We have had a few days very hard fighting. It was shocking. War may be a necessary occupation, but it is scarcely a respectable one. A gentleman ought to be gentle, above all. When I enlisted I thought there would be much sport. There is very little. I also thought that it would be soothing for my sorrow. But I am still mortified, though you probably do not believe me when I assert it. And I have the feeling that after the war everything will be changed and that there will be quite another world, yet that it will not be any better.
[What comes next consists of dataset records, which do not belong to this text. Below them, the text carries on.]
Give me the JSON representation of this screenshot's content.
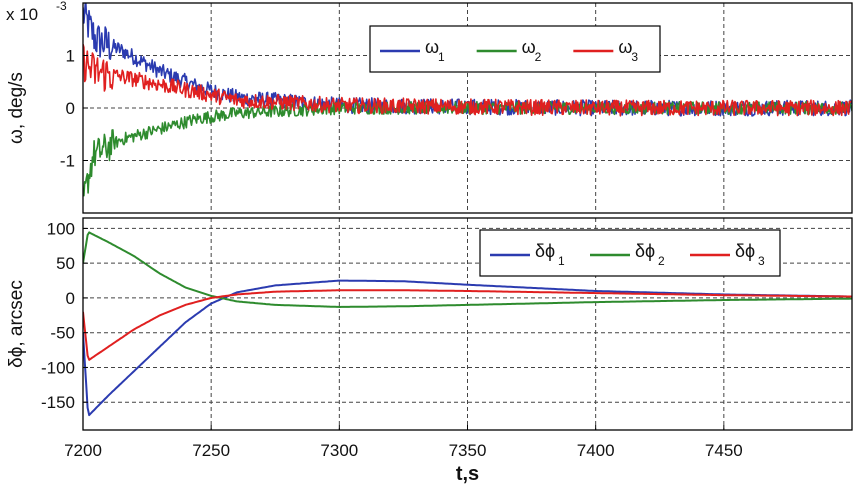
{
  "chart_data": [
    {
      "type": "line",
      "ylabel": "ω, deg/s",
      "scale_label": "x 10",
      "scale_exponent": "-3",
      "xlim": [
        7200,
        7500
      ],
      "ylim": [
        -2,
        2
      ],
      "yticks": [
        "1",
        "0",
        "-1"
      ],
      "ytick_values": [
        1,
        0,
        -1
      ],
      "grid": true,
      "legend_position": "top-right",
      "series": [
        {
          "name": "ω",
          "subscript": "1",
          "color": "#2b3bb0",
          "x": [
            7200,
            7205,
            7215,
            7230,
            7245,
            7260,
            7300,
            7400,
            7500
          ],
          "values": [
            1.8,
            1.3,
            1.1,
            0.7,
            0.4,
            0.2,
            0.05,
            0.0,
            0.0
          ],
          "noise": 0.15
        },
        {
          "name": "ω",
          "subscript": "2",
          "color": "#2e8b2e",
          "x": [
            7200,
            7204,
            7215,
            7230,
            7245,
            7260,
            7300,
            7400,
            7500
          ],
          "values": [
            -1.8,
            -0.9,
            -0.6,
            -0.4,
            -0.2,
            -0.1,
            0.0,
            0.0,
            0.0
          ],
          "noise": 0.12
        },
        {
          "name": "ω",
          "subscript": "3",
          "color": "#e02020",
          "x": [
            7200,
            7204,
            7215,
            7230,
            7245,
            7260,
            7300,
            7400,
            7500
          ],
          "values": [
            0.9,
            0.7,
            0.6,
            0.45,
            0.3,
            0.15,
            0.05,
            0.0,
            0.0
          ],
          "noise": 0.15
        }
      ]
    },
    {
      "type": "line",
      "ylabel": "δϕ, arcsec",
      "xlabel": "t,s",
      "xlim": [
        7200,
        7500
      ],
      "ylim": [
        -190,
        115
      ],
      "xticks": [
        "7200",
        "7250",
        "7300",
        "7350",
        "7400",
        "7450"
      ],
      "xtick_values": [
        7200,
        7250,
        7300,
        7350,
        7400,
        7450
      ],
      "yticks": [
        "100",
        "50",
        "0",
        "-50",
        "-100",
        "-150"
      ],
      "ytick_values": [
        100,
        50,
        0,
        -50,
        -100,
        -150
      ],
      "grid": true,
      "legend_position": "top-right",
      "series": [
        {
          "name": "δϕ",
          "subscript": "1",
          "color": "#2b3bb0",
          "x": [
            7200,
            7202,
            7210,
            7220,
            7230,
            7240,
            7250,
            7260,
            7275,
            7300,
            7325,
            7350,
            7400,
            7450,
            7500
          ],
          "values": [
            -50,
            -170,
            -140,
            -105,
            -70,
            -35,
            -8,
            8,
            18,
            25,
            24,
            19,
            10,
            5,
            2
          ]
        },
        {
          "name": "δϕ",
          "subscript": "2",
          "color": "#2e8b2e",
          "x": [
            7200,
            7202,
            7210,
            7220,
            7230,
            7240,
            7250,
            7260,
            7275,
            7300,
            7325,
            7350,
            7400,
            7450,
            7500
          ],
          "values": [
            50,
            95,
            80,
            60,
            35,
            15,
            3,
            -5,
            -10,
            -13,
            -12,
            -10,
            -6,
            -3,
            -1
          ]
        },
        {
          "name": "δϕ",
          "subscript": "3",
          "color": "#e02020",
          "x": [
            7200,
            7202,
            7210,
            7220,
            7230,
            7240,
            7250,
            7260,
            7275,
            7300,
            7325,
            7350,
            7400,
            7450,
            7500
          ],
          "values": [
            -20,
            -90,
            -70,
            -45,
            -25,
            -10,
            0,
            5,
            9,
            11,
            11,
            10,
            7,
            4,
            2
          ]
        }
      ]
    }
  ]
}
Still, I am one sheep in a herd, and I have to do as the other sheep do, namely, follow the lead of our bellwethers, although I am sure that sheep are not born murderers.

And least we ought to have waited for Sergeant Young's recovery. He cheers us up. He believes in it. And he fights for something: for his commission. We have felt very lonely without him. Fancy, feeling lonely in a battle.

So, having a few days' rest and having been ordered to the rear, a couple of miles or so from the firing line, we decide, three of us, Cotton, Pringle, and I, to call upon Charles Young. Right we were to do so, for he is as stimulating as a pick-me-up.

"Hallo!" he cries, as soon as he sees us, and his bandage all over the nose gives him an American accent, "that's nice of you two to call."

"Two?" asks Cotton astonished, and tries to count the three of us. "I think we are more."

"What's the use of thinking?" replies the Sergeant, "thinking is the drawback of all learned men. You are two."

"We are three."

"In theory perhaps. But your theory fights in vain against facts. I'm as sure that you are two, as I am sure of getting my commission."